Slavery

The free coloreds – not so free after all

In addition to Europeans and enslaved laborers, a third population group lived in the Danish colony in the West Indies: the so-called free coloreds. These were people of African or African-European descent who were not enslaved but free. Formally, the free coloreds had the same rights as Europeans, but in practice they encountered many restrictions.
Certificate of manumission for the enslaved laborer Nancy from 1816.
Certificate of manumission for the enslaved laborer Nancy from 1816. The document declares that henceforth Nancy is free of all slavery and thralldom. In addition, it states that she was born on St.
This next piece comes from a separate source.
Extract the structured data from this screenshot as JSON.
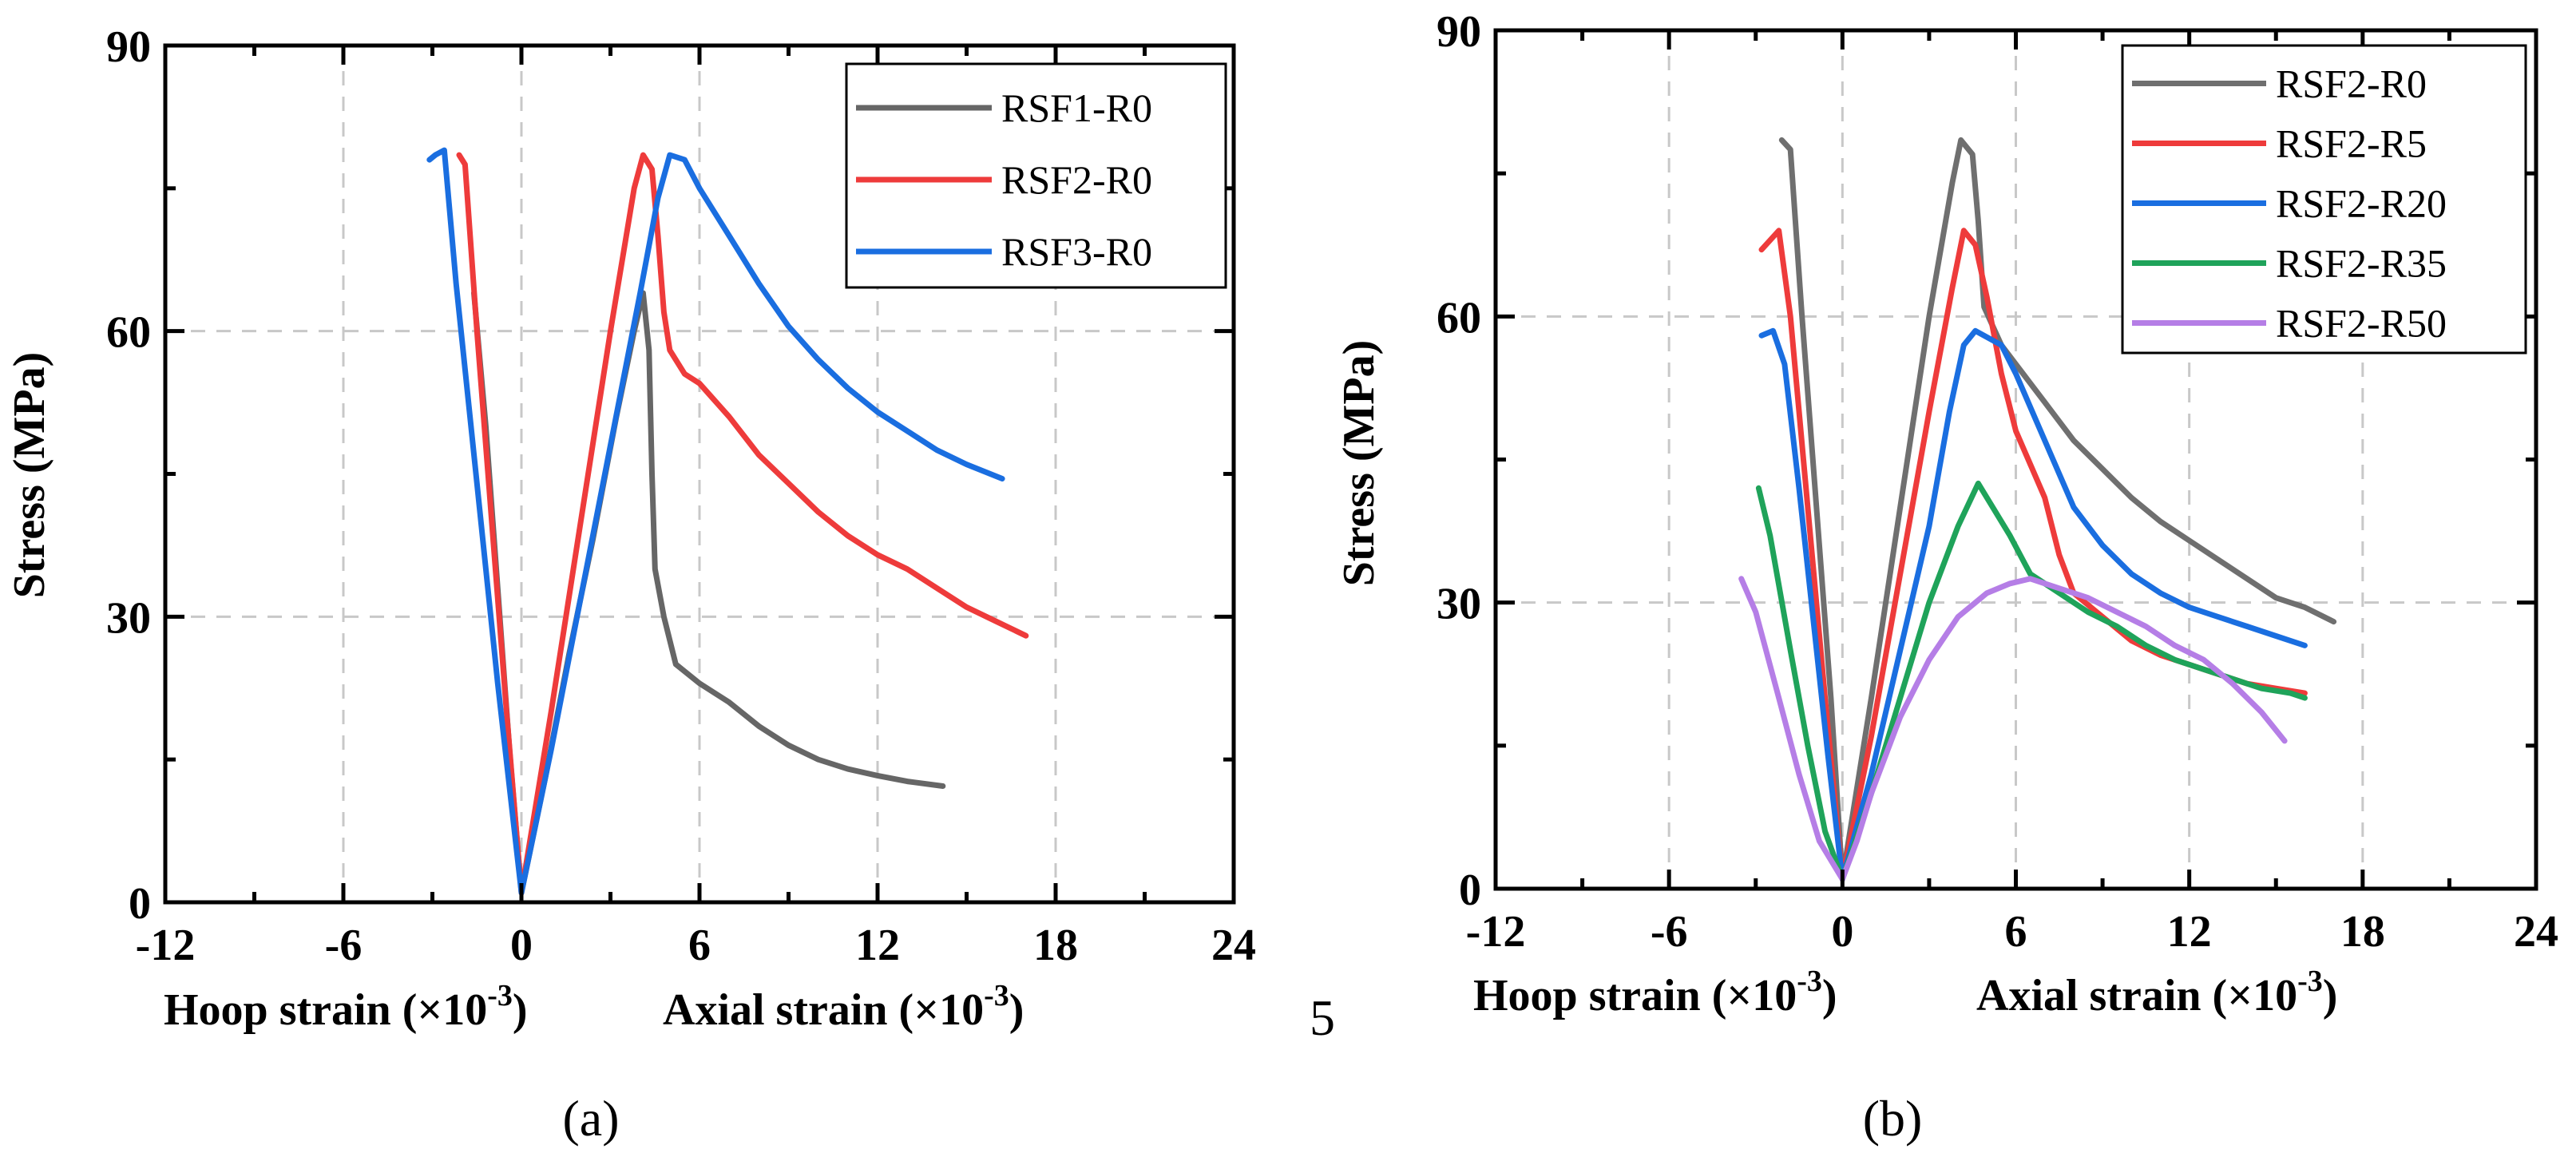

Croix and plans to support herself as a seamstress after her manumission. (The Danish National Archives).

The free coloreds achieved their freedom in several ways. They could be given their freedom by their owners, purchase their freedom, or be born free. Manumission (being granted freedom by an owner) was by far the most common of these different ways to freedom before 1800. As proof of their freedom, they were issued a so-called certificate of manumission, which the free coloreds were required to carry on them at all times.
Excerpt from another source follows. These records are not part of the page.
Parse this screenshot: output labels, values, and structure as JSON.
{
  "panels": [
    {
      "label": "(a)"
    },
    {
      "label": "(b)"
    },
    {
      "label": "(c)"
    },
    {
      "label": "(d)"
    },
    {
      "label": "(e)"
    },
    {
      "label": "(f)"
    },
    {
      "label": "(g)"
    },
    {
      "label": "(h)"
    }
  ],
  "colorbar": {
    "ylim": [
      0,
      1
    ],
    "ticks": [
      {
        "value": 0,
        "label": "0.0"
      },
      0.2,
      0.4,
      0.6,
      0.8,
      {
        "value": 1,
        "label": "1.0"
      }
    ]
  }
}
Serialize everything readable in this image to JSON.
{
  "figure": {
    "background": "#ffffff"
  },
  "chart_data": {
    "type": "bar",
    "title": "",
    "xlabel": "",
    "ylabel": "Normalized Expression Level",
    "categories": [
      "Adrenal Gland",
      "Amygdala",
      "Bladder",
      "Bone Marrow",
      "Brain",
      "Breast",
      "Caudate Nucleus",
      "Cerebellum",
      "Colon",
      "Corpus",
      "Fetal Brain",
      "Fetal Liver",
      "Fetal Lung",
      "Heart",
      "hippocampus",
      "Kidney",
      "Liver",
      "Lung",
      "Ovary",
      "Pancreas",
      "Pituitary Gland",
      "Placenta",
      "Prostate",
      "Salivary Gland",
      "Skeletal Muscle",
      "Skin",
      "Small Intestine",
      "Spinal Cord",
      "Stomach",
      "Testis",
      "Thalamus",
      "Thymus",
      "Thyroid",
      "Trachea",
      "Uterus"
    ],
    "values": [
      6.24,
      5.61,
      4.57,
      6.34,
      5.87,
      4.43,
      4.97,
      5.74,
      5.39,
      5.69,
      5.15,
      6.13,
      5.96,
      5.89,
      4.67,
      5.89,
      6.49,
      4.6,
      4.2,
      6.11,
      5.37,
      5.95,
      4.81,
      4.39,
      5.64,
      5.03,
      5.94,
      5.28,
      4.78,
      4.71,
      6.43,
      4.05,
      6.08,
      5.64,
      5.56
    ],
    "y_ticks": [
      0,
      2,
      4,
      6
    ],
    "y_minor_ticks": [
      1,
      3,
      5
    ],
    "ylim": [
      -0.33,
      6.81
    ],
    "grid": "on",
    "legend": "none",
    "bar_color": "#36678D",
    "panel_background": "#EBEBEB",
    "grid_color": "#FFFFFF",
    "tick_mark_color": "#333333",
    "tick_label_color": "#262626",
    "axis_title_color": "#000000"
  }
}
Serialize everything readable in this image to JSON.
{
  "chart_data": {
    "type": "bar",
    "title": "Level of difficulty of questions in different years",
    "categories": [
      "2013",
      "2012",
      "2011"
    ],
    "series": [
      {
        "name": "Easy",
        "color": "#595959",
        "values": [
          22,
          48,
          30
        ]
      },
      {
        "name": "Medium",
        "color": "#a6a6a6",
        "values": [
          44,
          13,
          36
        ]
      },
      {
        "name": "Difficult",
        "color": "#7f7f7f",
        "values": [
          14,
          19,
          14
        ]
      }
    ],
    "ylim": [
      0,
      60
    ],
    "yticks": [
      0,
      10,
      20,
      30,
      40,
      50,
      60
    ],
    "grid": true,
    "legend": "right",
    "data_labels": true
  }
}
In the first half of the 1700s, the number of free coloreds was relatively limited. Toward the end of the 1700s, the number of free coloreds increased markedly – from 418 in 1775 to 1148 in 1797 and 5035 in 1815.

Free coloreds in Christiansted on St. Croix

The majority of the free coloreds lived in the cities, mostly in Christiansted on St. Croix. They were typically craftsmen, fishermen, tradesmen, seamstresses, washerwomen, or servants. They could even purchase property, which free coloreds in other European colonies in the Caribbean could not do. Several free coloreds earned money by renting out their properties, and some even owned enslaved laborers – which could also be rented out.

The free coloreds’ limited freedom

In principle, according to King Frederik V’s slave regulations from 1755, the free coloreds had the same rights as the colony’s other free population. In practice, their freedom was restricted in a number of areas. Beginning in 1733 and for the next hundred years, the local administration issued over forty regulations and public notices which all had this objective. For example, it was decided in 1747 that the free coloreds in Christiansted could only live in the part of the city that was called the free gut or the black gut. In 1786 a regulation was issued which dictated to the smallest detail which clothes and decorative objects the free coloreds could – and could not – wear. In addition, it provided that all free coloreds were required to wear as visual evidence of their freedom a red and white emblem, a so-called cockade, visible on the cap or the hat. Not until 1834 did the free coloreds achieve full equality.